Taken together, our data support the benefit of adding CD8α to TCR-engineered T cells as this provides enhanced CD4+ T-helper and cytotoxic functions and may improve long-term T-cell function such as memory formation of both CD4 and CD8 subsets, change the tumor microenvironment, and lead to more potent and durable antitumor responses in vivo. While similar approaches in human cells have been published,35–38 this study adds data from an additional, clinical-stage TCR and is the first extensive study of the effect of CD8 on the specificity of the resulting engineered T cells. In addition, ADP-A2M4CD8 was the first next-generation engineered TCR therapy using CD8 to progress to the clinic. The SURPASS trial opened in 2019 and is a phase 1, open-label, dose-escalation clinical trial (NCT04044859) with promising preliminary results in multiple tumor types,54,55 supporting the opening of a phase 2 trial in advanced esophageal or esophagogastric junction cancers in 2021 (NCT04752358).

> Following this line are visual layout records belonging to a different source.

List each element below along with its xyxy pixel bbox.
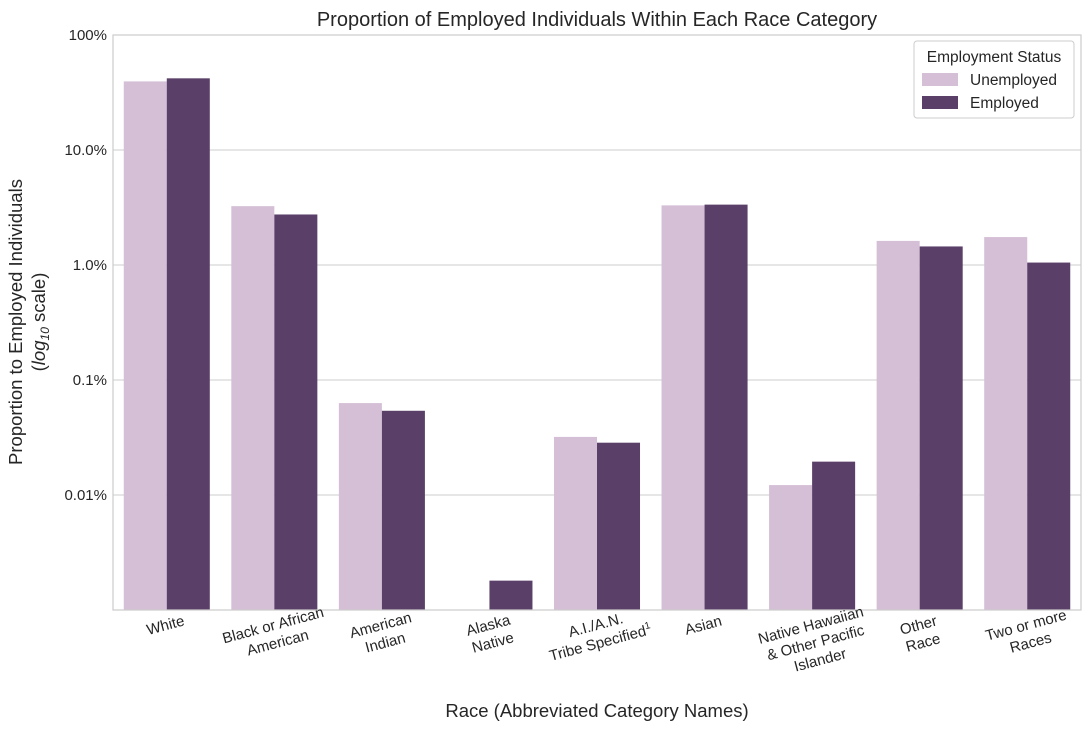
bar-unemployed-other-race: [876, 240, 920, 611]
y-axis-label-log: log: [28, 340, 49, 365]
y-tick-label-1-0: 1.0%: [73, 257, 107, 274]
bar-unemployed-native-hawaiian-other-pacific-islander: [769, 485, 813, 610]
y-tick-label-0-01: 0.01%: [64, 487, 107, 504]
y-tick-label-100: 100%: [69, 27, 107, 44]
bar-unemployed-a-i-a-n-tribe-specified: [553, 436, 597, 610]
bar-employed-asian: [704, 204, 748, 610]
y-axis-label-open: (: [28, 364, 49, 371]
legend-label-employed: Employed: [970, 95, 1039, 112]
y-tick-labels: 100% 10.0% 1.0% 0.1% 0.01%: [64, 27, 107, 504]
axes-frame: [112, 34, 1082, 611]
bar-employed-american-indian: [381, 410, 425, 610]
bar-unemployed-asian: [661, 205, 705, 610]
y-axis-label-line2: (log10 scale): [28, 273, 52, 372]
y-tick-label-10-0: 10.0%: [64, 142, 107, 159]
x-tick-white: White: [145, 612, 186, 638]
legend-title: Employment Status: [927, 49, 1062, 66]
bar-employed-two-or-more-races: [1027, 262, 1071, 610]
x-tick-a-i-a-n-tribe-specified: A.I./A.N.Tribe Specified1: [547, 610, 654, 665]
legend-swatch-employed: [922, 96, 958, 109]
legend: Employment Status Unemployed Employed: [913, 40, 1075, 119]
bar-employed-a-i-a-n-tribe-specified: [597, 442, 641, 610]
x-tick-label-asian-line1: Asian: [683, 613, 724, 639]
bars: [123, 78, 1071, 611]
x-axis-label: Race (Abbreviated Category Names): [445, 700, 748, 721]
bar-unemployed-two-or-more-races: [984, 237, 1028, 610]
bar-employed-native-hawaiian-other-pacific-islander: [812, 461, 856, 610]
bar-unemployed-white: [123, 81, 167, 610]
bar-unemployed-american-indian: [338, 403, 382, 610]
y-axis-label-line1: Proportion to Employed Individuals: [5, 179, 26, 465]
legend-swatch-unemployed: [922, 73, 958, 86]
plot-frame: [112, 34, 1082, 611]
bar-employed-black-or-african-american: [274, 214, 318, 610]
y-axis-label-close: scale): [28, 273, 49, 328]
y-tick-label-0-1: 0.1%: [73, 372, 107, 389]
x-tick-label-white-line1: White: [145, 612, 186, 638]
bar-employed-alaska-native: [489, 580, 533, 610]
y-axis-label: Proportion to Employed Individuals (log1…: [5, 179, 52, 465]
bar-unemployed-black-or-african-american: [231, 206, 275, 610]
chart-title: Proportion of Employed Individuals Withi…: [317, 9, 877, 31]
x-tick-asian: Asian: [683, 613, 724, 639]
x-tick-superscript-a-i-a-n-tribe-specified: 1: [643, 620, 652, 632]
bar-employed-white: [166, 78, 210, 610]
bar-employed-other-race: [919, 246, 963, 610]
y-axis-label-sub: 10: [38, 327, 52, 341]
legend-label-unemployed: Unemployed: [970, 72, 1057, 89]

The authors acknowledge and thank their colleagues in protein sciences (Ellen Border, Bartosz Muszynski, Aleksandra Dziewulska, and Jana Rundle) for the cloning and production of the TCR plasmids. They also thank the blood donors.
Louise V. Rice died in November 2019, before the completion of the manuscript. A.M.W., A.B.G., A.S., B.L., C.G., J.D.S, L.M., R.J.M.A., R.Y.D., S.D., and T.A. were affiliated with Adaptimmune at the time the study was conducted.
CONFLICTS OF INTEREST/FINANCIAL DISCLOSURES
This study was sponsored by Adaptimmune. Editorial support for this manuscript was provided by Elevate Scientific Solutions (Envision Pharma Group), which was contracted and compensated by Adaptimmune for these services.
All authors were employees of Adaptimmune at the time of the study and may own stock/stock options in Adaptimmune. B.L. is a full-time employee of Laboratoires Servier.